At 4/17/2011 12:14 PM, Blogger juandos said...

"Would you rather have $18, or the FBI?"...

Well as completely useless as the FBI is, I opt for my $18 back...

Still the FBI is hardly the biggest government waste project going though...

Consider all the extorted tax dollars wasted on something that can't be found in the Constitution, 'entitlements'...

 
At 4/17/2011 12:37 PM, Blogger juandos said...

Thanks James for that video link...

 
At 4/17/2011 2:07 PM, Blogger Ron H. said...

This comment has been removed by the author.

 
At 4/17/2011 3:23 PM, Blogger geoih said...

"Each of the improvements made to the CPI over the years is based on sound economic theory and years of research by academicians and BLS economists."

How is it a "sound economic theory" to aggregate the prices, of multiple heterogeneous products, set by the subjective utility and demand of millions of individuals?
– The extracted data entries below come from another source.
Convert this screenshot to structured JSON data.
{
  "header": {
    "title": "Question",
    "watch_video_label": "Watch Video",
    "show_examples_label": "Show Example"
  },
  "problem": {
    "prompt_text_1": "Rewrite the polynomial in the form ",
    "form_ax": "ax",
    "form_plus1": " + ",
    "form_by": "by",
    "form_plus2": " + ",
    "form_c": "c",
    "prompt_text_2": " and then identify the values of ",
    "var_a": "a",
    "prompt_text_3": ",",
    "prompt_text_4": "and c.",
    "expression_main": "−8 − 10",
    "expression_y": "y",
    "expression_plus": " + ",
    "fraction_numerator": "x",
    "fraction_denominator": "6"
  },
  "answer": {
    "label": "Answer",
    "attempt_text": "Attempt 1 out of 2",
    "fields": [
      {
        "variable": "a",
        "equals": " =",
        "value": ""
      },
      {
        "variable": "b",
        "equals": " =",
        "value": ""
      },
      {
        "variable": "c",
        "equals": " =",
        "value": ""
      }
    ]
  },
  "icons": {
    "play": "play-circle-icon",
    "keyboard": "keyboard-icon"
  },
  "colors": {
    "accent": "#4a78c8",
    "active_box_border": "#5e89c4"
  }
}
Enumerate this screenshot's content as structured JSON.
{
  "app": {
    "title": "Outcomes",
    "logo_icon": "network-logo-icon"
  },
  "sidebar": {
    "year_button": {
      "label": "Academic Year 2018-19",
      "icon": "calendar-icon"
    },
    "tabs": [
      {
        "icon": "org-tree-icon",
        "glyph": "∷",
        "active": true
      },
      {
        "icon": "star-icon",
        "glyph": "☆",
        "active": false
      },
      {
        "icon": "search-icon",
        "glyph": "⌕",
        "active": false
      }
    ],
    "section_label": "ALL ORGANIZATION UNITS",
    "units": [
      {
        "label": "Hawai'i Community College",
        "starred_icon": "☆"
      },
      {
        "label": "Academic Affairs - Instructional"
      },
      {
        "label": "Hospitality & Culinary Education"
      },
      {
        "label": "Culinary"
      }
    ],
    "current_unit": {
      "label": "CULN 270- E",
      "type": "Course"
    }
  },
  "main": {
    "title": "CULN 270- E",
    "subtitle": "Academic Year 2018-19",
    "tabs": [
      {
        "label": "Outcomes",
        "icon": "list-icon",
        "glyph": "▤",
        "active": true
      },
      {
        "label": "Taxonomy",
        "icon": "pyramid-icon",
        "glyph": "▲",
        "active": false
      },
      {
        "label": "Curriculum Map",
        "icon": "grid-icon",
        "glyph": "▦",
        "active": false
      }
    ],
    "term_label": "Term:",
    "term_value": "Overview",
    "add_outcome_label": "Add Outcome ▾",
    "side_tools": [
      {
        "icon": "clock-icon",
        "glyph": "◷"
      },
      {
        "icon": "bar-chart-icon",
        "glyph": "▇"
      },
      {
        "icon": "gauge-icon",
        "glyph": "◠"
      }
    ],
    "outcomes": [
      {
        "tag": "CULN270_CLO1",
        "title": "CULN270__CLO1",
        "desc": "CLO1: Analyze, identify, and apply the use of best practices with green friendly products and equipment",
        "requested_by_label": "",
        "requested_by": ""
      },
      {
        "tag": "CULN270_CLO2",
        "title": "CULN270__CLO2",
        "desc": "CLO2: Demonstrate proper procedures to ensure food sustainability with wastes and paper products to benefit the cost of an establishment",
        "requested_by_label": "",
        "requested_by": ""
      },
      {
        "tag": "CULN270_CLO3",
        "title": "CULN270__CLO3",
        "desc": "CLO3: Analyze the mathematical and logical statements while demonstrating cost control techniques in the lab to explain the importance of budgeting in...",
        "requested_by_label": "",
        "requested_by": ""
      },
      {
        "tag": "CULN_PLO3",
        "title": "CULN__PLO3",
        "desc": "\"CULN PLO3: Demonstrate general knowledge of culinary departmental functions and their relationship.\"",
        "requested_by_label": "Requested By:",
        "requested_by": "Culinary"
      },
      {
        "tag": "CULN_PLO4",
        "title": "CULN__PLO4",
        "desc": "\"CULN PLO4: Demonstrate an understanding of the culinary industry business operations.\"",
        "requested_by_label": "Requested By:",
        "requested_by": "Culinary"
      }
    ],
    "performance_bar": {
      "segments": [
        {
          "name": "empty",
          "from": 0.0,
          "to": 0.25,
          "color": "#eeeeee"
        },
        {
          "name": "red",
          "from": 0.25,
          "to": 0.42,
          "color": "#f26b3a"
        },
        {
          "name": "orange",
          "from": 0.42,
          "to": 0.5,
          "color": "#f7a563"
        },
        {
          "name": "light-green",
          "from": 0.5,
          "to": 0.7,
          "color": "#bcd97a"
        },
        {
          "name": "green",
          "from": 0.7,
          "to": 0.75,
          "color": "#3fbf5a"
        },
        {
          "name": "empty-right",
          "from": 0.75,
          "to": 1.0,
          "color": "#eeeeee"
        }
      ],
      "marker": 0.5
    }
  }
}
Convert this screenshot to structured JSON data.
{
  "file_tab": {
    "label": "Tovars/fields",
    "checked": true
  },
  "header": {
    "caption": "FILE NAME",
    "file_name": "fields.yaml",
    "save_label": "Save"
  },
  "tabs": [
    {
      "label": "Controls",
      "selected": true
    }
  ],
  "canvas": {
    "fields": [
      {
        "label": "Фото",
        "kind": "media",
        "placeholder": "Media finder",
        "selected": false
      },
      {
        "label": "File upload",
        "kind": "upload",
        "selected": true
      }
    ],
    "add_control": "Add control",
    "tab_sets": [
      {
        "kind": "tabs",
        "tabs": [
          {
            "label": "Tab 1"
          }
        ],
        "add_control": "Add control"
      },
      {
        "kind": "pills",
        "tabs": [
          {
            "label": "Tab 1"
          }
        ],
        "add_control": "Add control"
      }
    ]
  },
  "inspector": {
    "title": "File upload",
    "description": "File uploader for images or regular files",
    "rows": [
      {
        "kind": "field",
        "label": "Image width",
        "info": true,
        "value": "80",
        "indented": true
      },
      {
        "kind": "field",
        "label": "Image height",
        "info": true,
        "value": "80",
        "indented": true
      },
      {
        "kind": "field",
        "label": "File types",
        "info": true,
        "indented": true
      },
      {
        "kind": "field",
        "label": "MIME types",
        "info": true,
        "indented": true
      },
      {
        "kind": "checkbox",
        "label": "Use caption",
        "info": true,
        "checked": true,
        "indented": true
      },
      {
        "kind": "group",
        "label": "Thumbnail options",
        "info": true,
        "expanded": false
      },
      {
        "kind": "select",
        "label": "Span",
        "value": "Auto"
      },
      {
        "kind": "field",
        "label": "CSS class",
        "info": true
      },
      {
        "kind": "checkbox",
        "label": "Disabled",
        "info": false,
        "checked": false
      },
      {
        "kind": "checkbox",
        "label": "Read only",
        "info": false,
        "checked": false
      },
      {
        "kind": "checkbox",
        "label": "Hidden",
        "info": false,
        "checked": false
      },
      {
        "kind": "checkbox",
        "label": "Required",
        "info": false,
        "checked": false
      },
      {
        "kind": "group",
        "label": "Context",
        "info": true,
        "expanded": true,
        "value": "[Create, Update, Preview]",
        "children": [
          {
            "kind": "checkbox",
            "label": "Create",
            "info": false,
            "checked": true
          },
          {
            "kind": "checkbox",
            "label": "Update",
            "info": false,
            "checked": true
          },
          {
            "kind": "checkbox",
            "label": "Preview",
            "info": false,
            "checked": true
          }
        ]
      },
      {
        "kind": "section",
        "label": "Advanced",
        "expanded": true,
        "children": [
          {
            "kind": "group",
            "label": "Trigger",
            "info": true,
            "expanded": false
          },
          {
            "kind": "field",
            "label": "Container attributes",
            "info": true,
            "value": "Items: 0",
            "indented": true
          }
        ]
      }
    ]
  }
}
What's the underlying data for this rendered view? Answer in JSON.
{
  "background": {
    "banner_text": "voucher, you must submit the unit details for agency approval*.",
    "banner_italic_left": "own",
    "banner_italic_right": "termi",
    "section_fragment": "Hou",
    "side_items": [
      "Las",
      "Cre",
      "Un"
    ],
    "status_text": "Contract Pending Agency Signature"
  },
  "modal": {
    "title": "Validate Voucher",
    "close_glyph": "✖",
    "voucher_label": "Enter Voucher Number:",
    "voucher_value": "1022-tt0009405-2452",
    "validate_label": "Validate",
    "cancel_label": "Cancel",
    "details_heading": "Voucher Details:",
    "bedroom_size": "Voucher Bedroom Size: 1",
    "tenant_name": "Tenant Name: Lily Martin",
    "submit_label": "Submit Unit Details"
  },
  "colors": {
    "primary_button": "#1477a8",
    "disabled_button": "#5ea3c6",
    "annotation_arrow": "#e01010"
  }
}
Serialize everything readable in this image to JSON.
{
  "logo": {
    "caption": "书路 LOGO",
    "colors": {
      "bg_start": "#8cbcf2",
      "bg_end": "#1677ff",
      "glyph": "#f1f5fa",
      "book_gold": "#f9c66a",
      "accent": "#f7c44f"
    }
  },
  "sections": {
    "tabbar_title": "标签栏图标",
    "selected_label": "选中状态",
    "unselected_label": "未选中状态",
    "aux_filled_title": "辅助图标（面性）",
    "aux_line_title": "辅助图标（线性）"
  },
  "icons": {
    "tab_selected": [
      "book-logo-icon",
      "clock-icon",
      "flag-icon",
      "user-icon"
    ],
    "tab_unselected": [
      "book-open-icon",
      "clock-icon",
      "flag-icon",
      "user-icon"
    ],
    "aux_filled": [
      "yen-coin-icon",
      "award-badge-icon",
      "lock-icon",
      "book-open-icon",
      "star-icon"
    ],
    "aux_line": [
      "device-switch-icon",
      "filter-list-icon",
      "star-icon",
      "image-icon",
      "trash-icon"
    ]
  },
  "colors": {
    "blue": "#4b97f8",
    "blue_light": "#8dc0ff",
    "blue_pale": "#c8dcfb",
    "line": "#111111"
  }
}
How is any measurement, that is by definition always variable, and without any constant relationship, considered scientific?

The CPI is just another meaningless metric of macro-economics that only gives the illusion of knowledge.

 
At 4/17/2011 3:59 PM, Blogger PeakTrader said...

The true change in the CPI may not be achieved. However, improving the estimate for a more accurate estimate can be achieved.

Can the change in the standard of living for the median American between one year and another be measured? Maybe not. Yet, that change exists.

 
At 4/17/2011 8:57 PM, Blogger Ron H. said...

"Can the change in the standard of living for the median American between one year and another be measured? Maybe not. Yet, that change exists."

Well, maybe not, if, as some assert, "The rich get richer, and the poor get poorer." Mr. Median Man may not change his standard of living year to year. :-)

 
At 4/17/2011 9:15 PM, Blogger Ron H. said...

Paul

"Was "mau mau" the word of the week on your toilet paper thesaurus roll?"

Benji is trying to describe a technique used by politicians when they discuss inflation. As with most political speech, it makes no sense, and usually sounds something like
this

 
At 4/19/2011 3:30 PM, Blogger VangelV said...

Not all government agencies are the same. The BLS is "Top Gun."

Nonsense. The BLS is a mouthpiece for the government and does what it is told. It is easy not to see inflation when you are not looking at reality.

 
At 4/19/2011 3:34 PM, Blogger VangelV said...

I'd like to see these statist liers try and address these points!

The claims in the 2008 study have already been dealt with. The fact that you are unaware of the games that have been played only shows your ignorance of reality. And the last time I looked, the statists support the BLS lies, not expose them.